Is the Donor in Your Test Design? 

July 16, 2021      Kevin Schulman, Founder, DonorVoice and DVCanvass

Most testing in our sector looks like this:

Test

Control

Object : online form, letter, envelope

Your idea to change the object

Object stays same

 

Let’s say your Object idea is to change the messaging by emphasizing the person being helped is hardworking and diligent. The message goal is avoiding people incorrectly assuming the beneficiary is “lazy” or “needy” and the donor not giving as a result.

The implicit assumption is this test idea is more powerful and important than any differences that exist among the people within the test group.  Said differently, with this test design we assume all people are the same .

Most of these types of tests fail.  They don’t beat the control.  Often this is because all people aren’t the same. The test idea was well received by some and disliked by others.  Those two groups get blurred together into our ‘everyone’ is the same approach that lumps them into one bucket.

This design is not donor centric.  It can’t be if want to raise the bar on the term “donor centric” and have its definition premised by what we all know to be true– people are different.

Compare the above test design with this one.

Donor Personality

Test

Control

Conscientious

Hard-working/diligent messaging

Status quo messaging

Agreeable

Compassionate, caring, helping those in need messaging

Status quo messaging

Guess which side we started with to get to the test messaging?  Yes, you in the middle row, third from the right with your behavioral science sweatshirt.   The Donor side?  That’s correct.

The starting point for this test design was the donor,  or more specifically, our hypothesis that there are two donor types, differing by Personality.  This Personality difference tells how the messaging should change to give it the best chance of getting their attention and being acted on.

Sequence  and Interactions Matter

Donor first, “Object” (e.g. messaging, design, format) second.  The sequence matters.  Not because we want to label this test as donor-centric to satisfy a penchant but because the donor part is the most important.  It is the cause part, not effect. A then B.  Donor then object.

There are lots of other ways to expand on this,  and the level of analysis possible goes beyond the purview of this post.
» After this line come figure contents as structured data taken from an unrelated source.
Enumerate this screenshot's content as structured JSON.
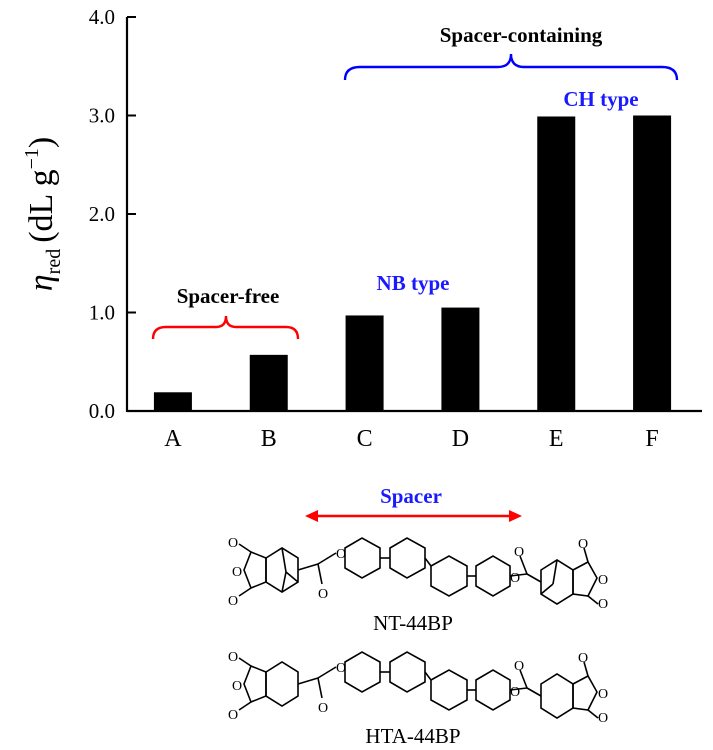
{
  "chart_data": {
    "type": "bar",
    "categories": [
      "A",
      "B",
      "C",
      "D",
      "E",
      "F"
    ],
    "values": [
      0.19,
      0.57,
      0.97,
      1.05,
      2.99,
      3.0
    ],
    "ylabel": "η",
    "ylabel_sub": "red",
    "ylabel_unit": "(dL g",
    "ylabel_sup": "−1",
    "ylabel_close": ")",
    "ylim": [
      0,
      4
    ],
    "yticks": [
      "0.0",
      "1.0",
      "2.0",
      "3.0",
      "4.0"
    ],
    "ytick_values": [
      0,
      1,
      2,
      3,
      4
    ],
    "grid": false,
    "bar_color": "#000000",
    "annotations": {
      "spacer_free": "Spacer-free",
      "spacer_containing": "Spacer-containing",
      "nb_type": "NB type",
      "ch_type": "CH type"
    }
  },
  "colors": {
    "red_bracket": "#ff0000",
    "blue_bracket": "#0000ff",
    "blue_text": "#1a1aff"
  },
  "structures": {
    "spacer_label": "Spacer",
    "compound1_name": "NT-44BP",
    "compound2_name": "HTA-44BP"
  }
}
Suffice to say, we’ll approach this testing with more than one hypothesis and we’ll also seek a test design that factors in interactions.

Interactions are when two independent variables – Donor Personality and Donor Identity for example – combine as  super-powers and drive response up more than either factor separately: 2+2=5.

We’ll write more about these next level experiments in the weeks to come.

In our view, the sector is desperate (whether it knows it or not) for experiments and tests whose purpose is finding global insights rather than just a (random) test that beats the control.

Global insights on why people give to you are your superpower.  They can be applied across channels and communication type.  They are your ingredients to the 2+2=5 formula.